Week of 11/3 - Data retrieval and EDA
- For this week, we will load in the datasets and begin to explore and analyze our various datasets. Some of the tasks that we will perform this week include running descriptive statistics on variables, exploring distributions of variables, checking for normality, analyzing correlations between variables, and so on.
- Nicholas will be responsible for performing these tasks, while John and Zuleima will be responsible for reviewing this code and information following completion of the EDA.
Week of 11/10 - Pre-Processing
- For this week, we will perform pre-processing steps, including handling missing values, standardizing variables, handling skew, dealing with highly correlated variables, performing PCA, and so on.
- John will be responsible for handling missing values and standardizing variables, Zuleima will be responsible for handling skew within the data and dealing with highly correlated variables, and Nicholas will be responsible for performing PCA.

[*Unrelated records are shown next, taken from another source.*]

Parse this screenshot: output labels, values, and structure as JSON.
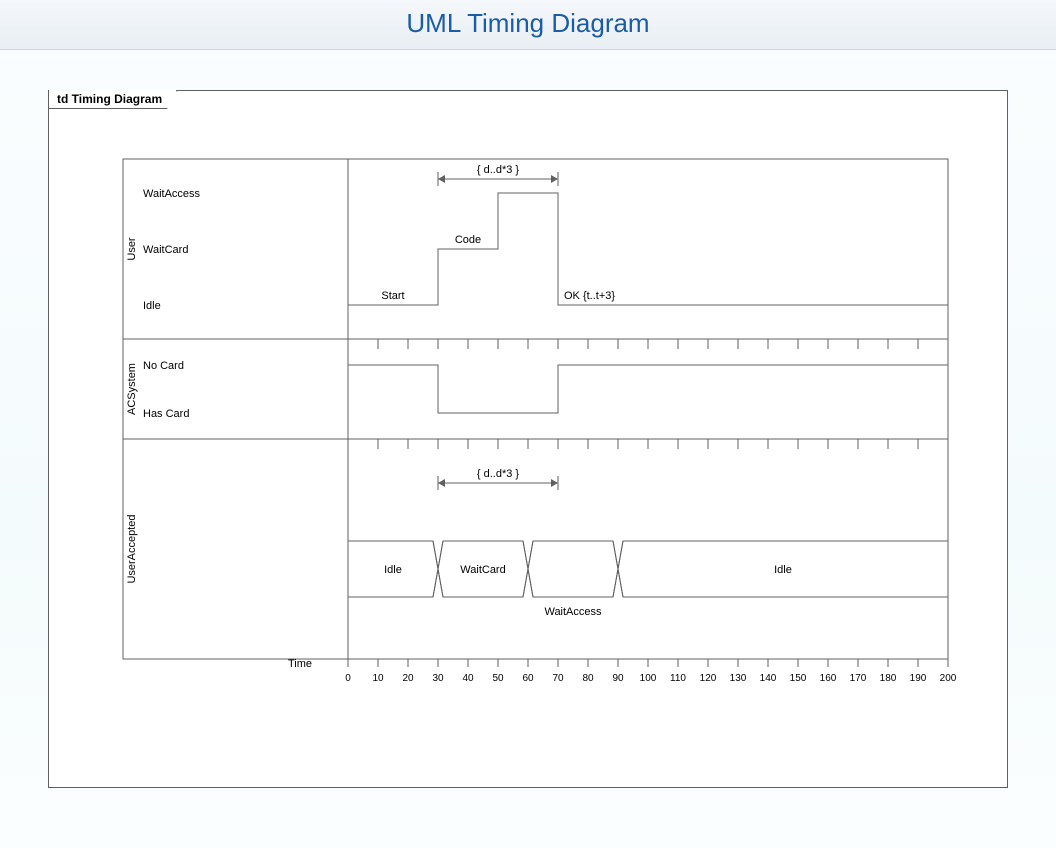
{
  "header": {
    "title": "UML Timing Diagram"
  },
  "frame": {
    "label": "td Timing Diagram"
  },
  "colors": {
    "stroke": "#606060",
    "title": "#1a5da6",
    "header_bg_top": "#f5f8fb",
    "header_bg_bottom": "#e8eef3",
    "page_bg": "#f8fcfd",
    "panel_bg": "#ffffff"
  },
  "typography": {
    "title_fontsize": 26,
    "label_fontsize": 11,
    "axis_fontsize": 10
  },
  "time_axis": {
    "label": "Time",
    "min": 0,
    "max": 200,
    "step": 10,
    "ticks": [
      0,
      10,
      20,
      30,
      40,
      50,
      60,
      70,
      80,
      90,
      100,
      110,
      120,
      130,
      140,
      150,
      160,
      170,
      180,
      190,
      200
    ]
  },
  "lanes": {
    "user": {
      "name": "User",
      "states": [
        "WaitAccess",
        "WaitCard",
        "Idle"
      ],
      "segments": [
        {
          "from": 0,
          "to": 30,
          "state": "Idle"
        },
        {
          "from": 30,
          "to": 50,
          "state": "WaitCard"
        },
        {
          "from": 50,
          "to": 70,
          "state": "WaitAccess"
        },
        {
          "from": 70,
          "to": 200,
          "state": "Idle"
        }
      ],
      "duration_constraint": {
        "from": 30,
        "to": 70,
        "text": "{ d..d*3 }"
      },
      "event_labels": {
        "start": "Start",
        "code": "Code",
        "ok": "OK {t..t+3}"
      }
    },
    "acsystem": {
      "name": "ACSystem",
      "states": [
        "No Card",
        "Has Card"
      ],
      "segments": [
        {
          "from": 0,
          "to": 30,
          "state": "No Card"
        },
        {
          "from": 30,
          "to": 70,
          "state": "Has Card"
        },
        {
          "from": 70,
          "to": 200,
          "state": "No Card"
        }
      ]
    },
    "user_accepted": {
      "name": "UserAccepted",
      "type": "compact",
      "duration_constraint": {
        "from": 30,
        "to": 70,
        "text": "{ d..d*3 }"
      },
      "states": [
        {
          "from": 0,
          "to": 30,
          "label": "Idle"
        },
        {
          "from": 30,
          "to": 60,
          "label": "WaitCard"
        },
        {
          "from": 60,
          "to": 90,
          "label": "WaitAccess",
          "label_below": true
        },
        {
          "from": 90,
          "to": 200,
          "label": "Idle"
        }
      ],
      "transition_width": 10
    }
  }
}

Week of 11/17 - Model Implementation
- For this week, we will begin training our models and searching for the best fitting model.

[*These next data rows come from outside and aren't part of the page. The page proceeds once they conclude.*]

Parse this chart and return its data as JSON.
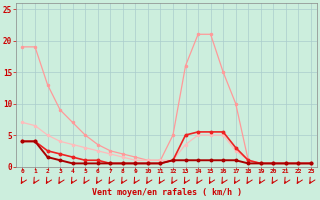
{
  "x": [
    0,
    1,
    2,
    3,
    4,
    5,
    6,
    7,
    8,
    9,
    10,
    11,
    12,
    13,
    14,
    15,
    16,
    17,
    18,
    19,
    20,
    21,
    22,
    23
  ],
  "series1_y": [
    19,
    19,
    13,
    9,
    7,
    5,
    3.5,
    2.5,
    2,
    1.5,
    1,
    1,
    5,
    16,
    21,
    21,
    15,
    10,
    1,
    0.5,
    0.5,
    0.5,
    0.5,
    0.5
  ],
  "series2_y": [
    7,
    6.5,
    5,
    4,
    3.5,
    3,
    2.5,
    2,
    1.5,
    1,
    1,
    1,
    1,
    3.5,
    5,
    5,
    5,
    2.5,
    1,
    0.5,
    0.5,
    0.5,
    0.5,
    0.5
  ],
  "series3_y": [
    4,
    4,
    2.5,
    2,
    1.5,
    1,
    1,
    0.5,
    0.5,
    0.5,
    0.5,
    0.5,
    1,
    5,
    5.5,
    5.5,
    5.5,
    3,
    1,
    0.5,
    0.5,
    0.5,
    0.5,
    0.5
  ],
  "series4_y": [
    4,
    4,
    1.5,
    1,
    0.5,
    0.5,
    0.5,
    0.5,
    0.5,
    0.5,
    0.5,
    0.5,
    1,
    1,
    1,
    1,
    1,
    1,
    0.5,
    0.5,
    0.5,
    0.5,
    0.5,
    0.5
  ],
  "color1": "#FF9999",
  "color2": "#FFBBBB",
  "color3": "#EE2222",
  "color4": "#AA0000",
  "xlabel": "Vent moyen/en rafales ( km/h )",
  "ylabel_ticks": [
    0,
    5,
    10,
    15,
    20,
    25
  ],
  "ylim": [
    0,
    26
  ],
  "xlim": [
    -0.5,
    23.5
  ],
  "bg_color": "#CCEEDD",
  "grid_color": "#AACCCC",
  "axis_color": "#CC0000",
  "tick_label_color": "#CC0000",
  "xlabel_color": "#CC0000",
  "arrow_color": "#CC0000",
  "figsize": [
    3.2,
    2.0
  ],
  "dpi": 100
}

- Nicholas and John will be responsible for training the model for question #1 (predicing volatility within the financial markets), whereas Zuleima will be responsible for training the model for question #2 (predicting future price movements and assessing market volatility).
Week of 11/24 - Finalize Model Implementation
- This week, we will finalize our model implementation.
- John and Zuleima will be responsible for finalizing model implementation on question #1, whereas Nicholas will be responsible for finalizing model implementation on question #2.
Week of 12/1 - Model Evaluation
- This week, we will evaluate our models and assess model performance.
- Nicholas and Zuleima will evaluate the model for question #1, whereas John will evaluate the model for question #2.
Week of 12/8 - Result Interpretation
- This week, we will interpret the results from our models.
- Zuleima will be responsible for interpreting the model for question #1, whereas Nicholas and John will be responsible for interpreting the model for question #2.
- Halfway through the week, we will switch to ensure that everyone on our team gets the opportunity to interpret the results from each model.
- While evaluating and interpreting the results from our models, we will each work on compiling our analysis within the report to ensure that everyone contributes their feedback on each of the models.
Week of 12/15 - Finalize report/presentation and submit
- This week, we will finalize our report and presentation.